Wir sehen Schlittenhunde und Pferde, die sich gegen die extremen Naturgewalten behaupten, und Menschen, die sich liebevoll um diese Tiere kümmern oder mit ihnen gemeinsam den Schneestürmen trotzen. Zu den Markenzeichen von Axelssons Fotografien gehören extreme Anschnitte und Bildkompositionen, in denen am Rand häufig ein Tier oder Mensch ins Foto ragt – so auch bei seinem Porträt des weißhaarigen und vollbärtigen Guðjón Þorsteinsson auf einem nebeligen, dunklen Strand Islands, das längst zur Ikone der nordischen Fotografie geworden ist.
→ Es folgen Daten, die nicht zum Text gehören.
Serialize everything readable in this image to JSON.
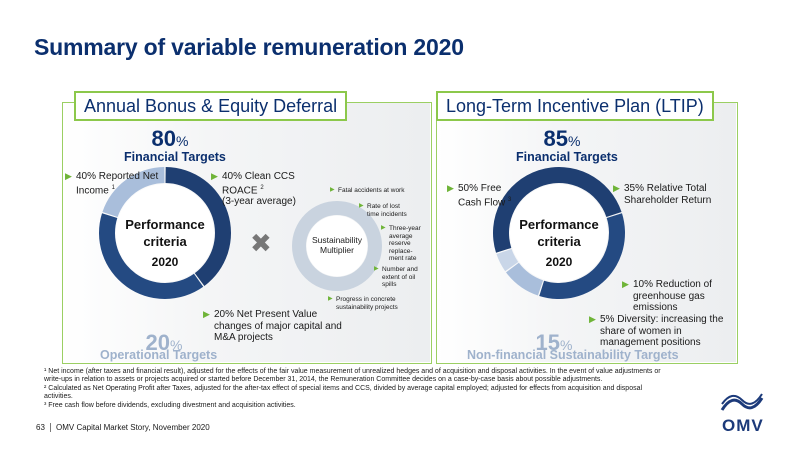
{
  "page": {
    "title": "Summary of variable remuneration 2020",
    "page_number": "63",
    "footer": "OMV Capital Market Story, November 2020",
    "logo_text": "OMV"
  },
  "bonus": {
    "tab_title": "Annual Bonus & Equity Deferral",
    "financial_pct": "80",
    "pct_sign": "%",
    "financial_label": "Financial Targets",
    "operational_pct": "20",
    "operational_label": "Operational Targets",
    "criteria_line1": "Performance",
    "criteria_line2": "criteria",
    "criteria_year": "2020",
    "item_1_line1": "40% Reported Net",
    "item_1_line2": "Income",
    "item_1_sup": "1",
    "item_2_line1": "40% Clean CCS",
    "item_2_line2": "ROACE",
    "item_2_sup": "2",
    "item_2_line3": "(3-year average)",
    "item_3_line1": "20% Net Present Value",
    "item_3_line2": "changes of major capital and",
    "item_3_line3": "M&A projects",
    "segments": [
      {
        "name": "Reported Net Income",
        "share": 40,
        "color": "#1f3f72"
      },
      {
        "name": "Clean CCS ROACE",
        "share": 40,
        "color": "#244a82"
      },
      {
        "name": "Net Present Value changes",
        "share": 20,
        "color": "#a9bedb"
      }
    ]
  },
  "multiplier": {
    "times_symbol": "✖",
    "label_line1": "Sustainability",
    "label_line2": "Multiplier",
    "items": [
      [
        "Fatal accidents at work"
      ],
      [
        "Rate of lost",
        "time incidents"
      ],
      [
        "Three-year",
        "average",
        "reserve",
        "replace-",
        "ment rate"
      ],
      [
        "Number and",
        "extent of oil",
        "spills"
      ],
      [
        "Progress in concrete",
        "sustainability projects"
      ]
    ]
  },
  "ltip": {
    "tab_title": "Long-Term Incentive Plan (LTIP)",
    "financial_pct": "85",
    "pct_sign": "%",
    "financial_label": "Financial Targets",
    "nonfin_pct": "15",
    "nonfin_label": "Non-financial Sustainability Targets",
    "criteria_line1": "Performance",
    "criteria_line2": "criteria",
    "criteria_year": "2020",
    "item_1_line1": "50% Free",
    "item_1_line2": "Cash Flow",
    "item_1_sup": "3",
    "item_2_line1": "35% Relative Total",
    "item_2_line2": "Shareholder Return",
    "item_3_line1": "10% Reduction of",
    "item_3_line2": "greenhouse gas",
    "item_3_line3": "emissions",
    "item_4_line1": "5% Diversity: increasing the",
    "item_4_line2": "share of women in",
    "item_4_line3": "management positions",
    "segments": [
      {
        "name": "Free Cash Flow",
        "share": 50,
        "color": "#1f3f72"
      },
      {
        "name": "Relative Total Shareholder Return",
        "share": 35,
        "color": "#244a82"
      },
      {
        "name": "Reduction of greenhouse gas emissions",
        "share": 10,
        "color": "#a9bedb"
      },
      {
        "name": "Diversity",
        "share": 5,
        "color": "#c9d6e8"
      }
    ]
  },
  "footnotes": {
    "fn1_line1": "¹ Net income (after taxes and financial result), adjusted for the effects of the fair value measurement of unrealized hedges and of acquisition and disposal activities. In the event of value adjustments or",
    "fn1_line2": "write-ups in relation to assets or projects acquired or started before December 31, 2014, the Remuneration Committee decides on a case-by-case basis about possible adjustments.",
    "fn2_line1": "² Calculated as Net Operating Profit after Taxes, adjusted for the after-tax effect of special items and CCS, divided by average capital employed; adjusted for effects from acquisition and disposal",
    "fn2_line2": "activities.",
    "fn3": "³ Free cash flow before dividends, excluding divestment and acquisition activities."
  },
  "colors": {
    "navy": "#0b2f6e",
    "green_accent": "#8cc84b",
    "light_blue": "#9fb2cc"
  }
}
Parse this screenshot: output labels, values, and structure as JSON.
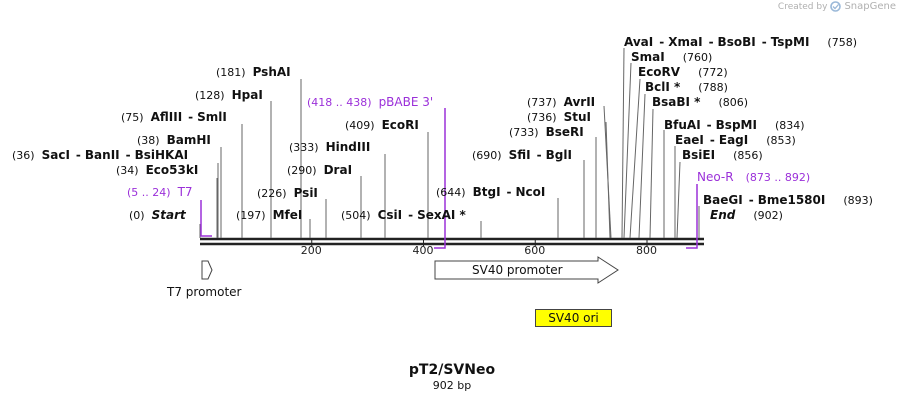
{
  "credit": {
    "created_by": "Created by",
    "brand": "SnapGene"
  },
  "title": "pT2/SVNeo",
  "length_label": "902 bp",
  "sequence": {
    "length": 902
  },
  "axis_ticks": [
    {
      "value": 200,
      "label": "200"
    },
    {
      "value": 400,
      "label": "400"
    },
    {
      "value": 600,
      "label": "600"
    },
    {
      "value": 800,
      "label": "800"
    }
  ],
  "sites": {
    "start": {
      "pos": "(0)",
      "name": "Start"
    },
    "end": {
      "pos": "(902)",
      "name": "End"
    },
    "saci": {
      "pos": "(36)",
      "names": [
        "SacI",
        "BanII",
        "BsiHKAI"
      ]
    },
    "eco53ki": {
      "pos": "(34)",
      "names": [
        "Eco53kI"
      ]
    },
    "bamhi": {
      "pos": "(38)",
      "names": [
        "BamHI"
      ]
    },
    "aflii": {
      "pos": "(75)",
      "names": [
        "AflIII",
        "SmlI"
      ]
    },
    "hpai": {
      "pos": "(128)",
      "names": [
        "HpaI"
      ]
    },
    "pshai": {
      "pos": "(181)",
      "names": [
        "PshAI"
      ]
    },
    "mfei": {
      "pos": "(197)",
      "names": [
        "MfeI"
      ]
    },
    "psii": {
      "pos": "(226)",
      "names": [
        "PsiI"
      ]
    },
    "drai": {
      "pos": "(290)",
      "names": [
        "DraI"
      ]
    },
    "hindiii": {
      "pos": "(333)",
      "names": [
        "HindIII"
      ]
    },
    "ecori": {
      "pos": "(409)",
      "names": [
        "EcoRI"
      ]
    },
    "csii": {
      "pos": "(504)",
      "names": [
        "CsiI",
        "SexAI *"
      ]
    },
    "btgi": {
      "pos": "(644)",
      "names": [
        "BtgI",
        "NcoI"
      ]
    },
    "sfii": {
      "pos": "(690)",
      "names": [
        "SfiI",
        "BglI"
      ]
    },
    "bseri": {
      "pos": "(733)",
      "names": [
        "BseRI"
      ]
    },
    "stui": {
      "pos": "(736)",
      "names": [
        "StuI"
      ]
    },
    "avrii": {
      "pos": "(737)",
      "names": [
        "AvrII"
      ]
    },
    "avai": {
      "pos": "(758)",
      "names": [
        "AvaI",
        "XmaI",
        "BsoBI",
        "TspMI"
      ]
    },
    "smai": {
      "pos": "(760)",
      "names": [
        "SmaI"
      ]
    },
    "ecorv": {
      "pos": "(772)",
      "names": [
        "EcoRV"
      ]
    },
    "bcli": {
      "pos": "(788)",
      "names": [
        "BclI *"
      ]
    },
    "bsabi": {
      "pos": "(806)",
      "names": [
        "BsaBI *"
      ]
    },
    "bfuai": {
      "pos": "(834)",
      "names": [
        "BfuAI",
        "BspMI"
      ]
    },
    "eaei": {
      "pos": "(853)",
      "names": [
        "EaeI",
        "EagI"
      ]
    },
    "bsiei": {
      "pos": "(856)",
      "names": [
        "BsiEI"
      ]
    },
    "baegi": {
      "pos": "(893)",
      "names": [
        "BaeGI",
        "Bme1580I"
      ]
    }
  },
  "primers": {
    "t7": {
      "range": "(5 .. 24)",
      "name": "T7"
    },
    "pbabe3": {
      "range": "(418 .. 438)",
      "name": "pBABE 3'"
    },
    "neor": {
      "range": "(873 .. 892)",
      "name": "Neo-R"
    }
  },
  "features": {
    "t7_promoter": "T7 promoter",
    "sv40_promoter": "SV40 promoter",
    "sv40_ori": "SV40 ori"
  },
  "colors": {
    "primer": "#9b30d9",
    "ori_fill": "#ffff00"
  }
}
Ragnar Axelsson, der meist nur Rax genannt wird, schafft es dabei, den Betrachter emotional zu packen ohne dabei dem Kitsch zu verfallen. Damit bewegt er sich metaphorisch wie wortwörtlich auf dünnem Eis: Ursprünglich wollte Axelsson die einmaligen Landschaften seiner Heimat und der Region festhalten – doch nach mehr als vier Jahrzehnten beobachtet er zunehmend auch die Veränderungen des Klimawandels auf die Lebensräume von Tieren und Menschen wie den Inuit-Jägern in Nordkanada und Grönland, den Bauern und Fischern auf Island und den Färöer-Inseln und der indigenen Bevölkerung in Nordskandinavien und Sibirien.

Ragnar Axelsson, Hunter Ole Neylsen, Ingelfielfjord, Greenland, 1987. © Ragnar Axelsson

Zu den dramatischsten wie symbolträchtigsten Meilensteinen dieser dramatischen Veränderungen zählt der 700 Jahre alte Okjökull, dessen Status als Gletscher 2014 aufgrund des immer weiter schmelzenden Eises aberkannt wurde. Heute erinnert eine Gedenktafel an seine Existenz und ist zugleich ein Mahnmal, denn alle anderen isländischen Gletscher drohen ebenfalls innerhalb der folgenden 200 Jahre zu verschwinden.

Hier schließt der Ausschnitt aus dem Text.